T ü r k i y e ' n i n   B i r i k i m i

G Ü N D E M

Entelektüel kızıyım

Herkes babasının elini tutup gezerken o babasının elinden tutup yıllarca eli ayağı oldu. Weber üzerine çalışırken Brandenburg, Cevdet Paşa'yı incelerken saz eserleri dinliyor...
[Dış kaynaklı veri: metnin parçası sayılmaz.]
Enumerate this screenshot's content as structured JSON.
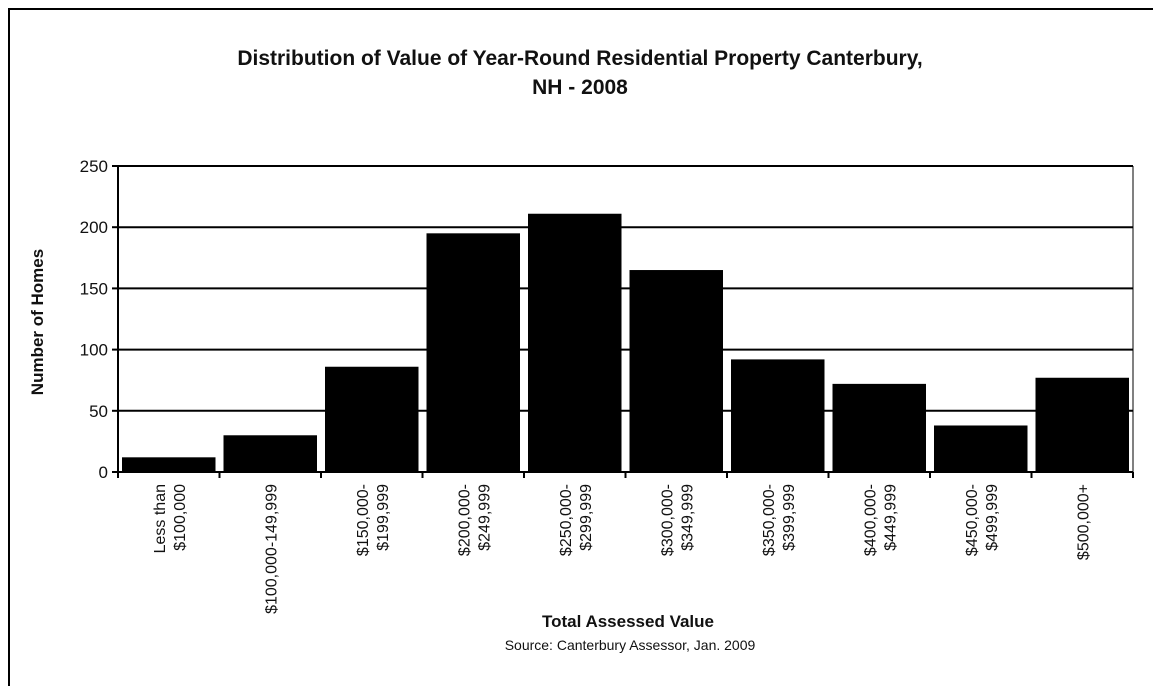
{
  "chart_data": {
    "type": "bar",
    "title_line1": "Distribution of Value of Year-Round Residential Property Canterbury,",
    "title_line2": "NH - 2008",
    "xlabel": "Total Assessed Value",
    "ylabel": "Number of Homes",
    "source": "Source: Canterbury Assessor, Jan. 2009",
    "ylim": [
      0,
      250
    ],
    "yticks": [
      0,
      50,
      100,
      150,
      200,
      250
    ],
    "grid": true,
    "categories": [
      [
        "Less than",
        "$100,000"
      ],
      [
        "$100,000-149,999"
      ],
      [
        "$150,000-",
        "$199,999"
      ],
      [
        "$200,000-",
        "$249,999"
      ],
      [
        "$250,000-",
        "$299,999"
      ],
      [
        "$300,000-",
        "$349,999"
      ],
      [
        "$350,000-",
        "$399,999"
      ],
      [
        "$400,000-",
        "$449,999"
      ],
      [
        "$450,000-",
        "$499,999"
      ],
      [
        "$500,000+"
      ]
    ],
    "values": [
      12,
      30,
      86,
      195,
      211,
      165,
      92,
      72,
      38,
      77
    ],
    "bar_color": "#000000"
  }
}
Sosyoloji Profesörü Ümit Meriç, bütün sermayesini beynine harcayan bir babanın, Cemil Meriç'in kızı. Hayatını babasının hayatına monte etmiş cefakar bir çocuk. Cemil Meriç gözlerini kaybettiğinde sekiz yaşında olan küçük Ümit, diğer çocuklardan farklı olarak babasının elinden tutarak, onu ilim sohbetlerine taşıdı. Kırkbir yaşına kadar hemen hergün dergi, kitap, gazete okuyarak, anlattıklarını kağıda geçirerek babasının eli ve ayakları oldu. Ümit Meriç, babasının acılarına, mutluluklarına, isyanlarına, teslimiyetlerine tanıklık etti. Fransız Dili ve Edebiyatı'nın üçüncü sınıfında iken fikir değiştiren Meriç, babasının yolunu tuttu. 1969'da İ.Ü Edebiyat Fakültesi Sosyoloji Bölümü'nde asistan olarak başladığı akademik hayatını Bölüm Başkanı olarak 2000 yılına kadar sürdürdü. 31 yıllık hizmetin ardından emekliye ayrılan Ümit Hanım'ın ilk işi tesettüre girmek oldu. Babası ölmeden önce, hayatını filme alan yönetmen Aziz Yazan ile evlenen Ümit Meriç'in Fevziye Hazal isminde bir kızı oldu.

Baba tarafı Rumelili

Ümit Meriç'in baba tarafı Rumelili. Meriç Irmağı'nın öte yakasındaki Dimetoka'dan. Dedesinin dedesi Dimetoka'da müftülük yapan Hafız İdris Efendi. Dedesinin babası Kaymak Ahmet Efendi tüccardır. Cemil Meriç'in babası Mahmut Niyazi Bey Dimetoka'da hakimlik yaparken akrabası Zeynep Ziynet Hanım'la evleniyor. Balkan Savaşları'nın yakıcı rüzgarı Meriç ailesini, Hatay'a kadar sürükler. Cemil Meriç 1916'da Reyhanlı'da doğdu. Yabancı Diller Yüksek Okulu'nu 1942'de bitiren Cemil Meriç, Coğrafya Öğretmeni Fevziye Menteş ile evlendi. Bu evlilikten Mahmut Ali ve Ümit Meriç dünyaya gelir. 16 Aralık 1946'da Zeynep Kamil Hastanesi'nde doğan Ümit Meriç'in ayağı uğurlu gelir. Cemil Meriç Edebiyat Fakültesi'nde Fransızca Okutmanı olarak göreve başlamıştır.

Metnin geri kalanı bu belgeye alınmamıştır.